Contrary to previous studies, which reported modest associations between PI and renal outcomes, our analysis revealed a significantly stronger relationship. The multivariate logistic regression and ROC curve, (AUC =0.97), both demonstrate that PI is a highly effective, non-invasive predictor of AKI in emergency settings. This discrepancy may be due to differences in population selection, stricter exclusion of confounding conditions, or more stringent use of a validated pulse co-oximeter device. Further studies with larger, more diverse populations are warranted to validate these findings.
Study Limitations
This study has several limitations. The relatively small sample size may reduce generalizability and limit statistical power. Its cross‑sectional design prevents the establishment of causality between PI, ABG parameters, and AKI outcomes. As the study was conducted in tertiary care centers, the findings may not be fully applicable to non‑tertiary or outpatient settings. Selection bias is also possible, as mild AKI cases that resolved without hospitalization could be underrepresented.
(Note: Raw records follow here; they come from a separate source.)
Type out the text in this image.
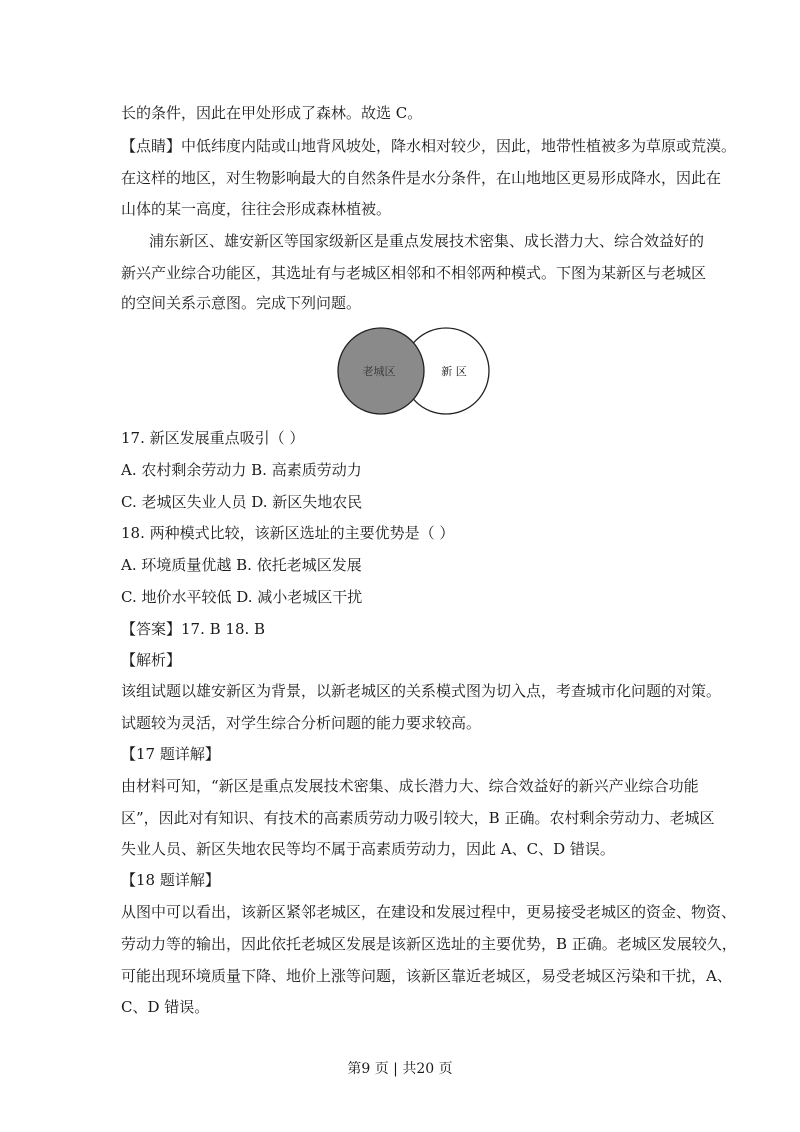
长的条件，因此在甲处形成了森林。故选 C。
【点睛】中低纬度内陆或山地背风坡处，降水相对较少，因此，地带性植被多为草原或荒漠。
在这样的地区，对生物影响最大的自然条件是水分条件，在山地地区更易形成降水，因此在
山体的某一高度，往往会形成森林植被。
浦东新区、雄安新区等国家级新区是重点发展技术密集、成长潜力大、综合效益好的
新兴产业综合功能区，其选址有与老城区相邻和不相邻两种模式。下图为某新区与老城区
的空间关系示意图。完成下列问题。
老城区	新 区
17. 新区发展重点吸引（ ）
A. 农村剩余劳动力 B. 高素质劳动力
C. 老城区失业人员 D. 新区失地农民
18. 两种模式比较，该新区选址的主要优势是（ ）
A. 环境质量优越 B. 依托老城区发展
C. 地价水平较低 D. 减小老城区干扰
【答案】17. B 18. B
【解析】
该组试题以雄安新区为背景，以新老城区的关系模式图为切入点，考查城市化问题的对策。
试题较为灵活，对学生综合分析问题的能力要求较高。
【17 题详解】
由材料可知，“新区是重点发展技术密集、成长潜力大、综合效益好的新兴产业综合功能
区”，因此对有知识、有技术的高素质劳动力吸引较大，B 正确。农村剩余劳动力、老城区
失业人员、新区失地农民等均不属于高素质劳动力，因此 A、C、D 错误。
【18 题详解】
从图中可以看出，该新区紧邻老城区，在建设和发展过程中，更易接受老城区的资金、物资、
劳动力等的输出，因此依托老城区发展是该新区选址的主要优势，B 正确。老城区发展较久，
可能出现环境质量下降、地价上涨等问题，该新区靠近老城区，易受老城区污染和干扰，A、
C、D 错误。
第9 页 | 共20 页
In addition, physiological confounders that influence PI measurements—such as body temperature, peripheral vascular tone, vasoconstriction, and the use of vasoactive medications, -were not controlled for, which may affect measurement accuracy. Only single time‑point measurements of PI and ABG were obtained, limiting the assessment of dynamic trends or progression. Urine output data were not available for all patients, which may reduce the accuracy of AKIN and RIFLE staging. Finally, the heterogeneity of the control group may have introduced unmeasured confounding, as their underlying clinical conditions were diverse.
Conclusion
This study highlights the potential role of PI and ABG parameters as complementary tools for the diagnosis and severity stratification of AKI in the ED. PI independently predicted AKI severity (OR =0.05) and demonstrated excellent discriminative ability (AUC =0.97), underscoring its diagnostic and prognostic utility alongside conventional scoring systems such as AKIN and RIFLE. Integrating PI into AKI risk algorithms may facilitate earlier identification and more informed management decisions, although external validation in larger, multi‑center cohorts is warranted to define standardized cutoff values and confirm its clinical impact.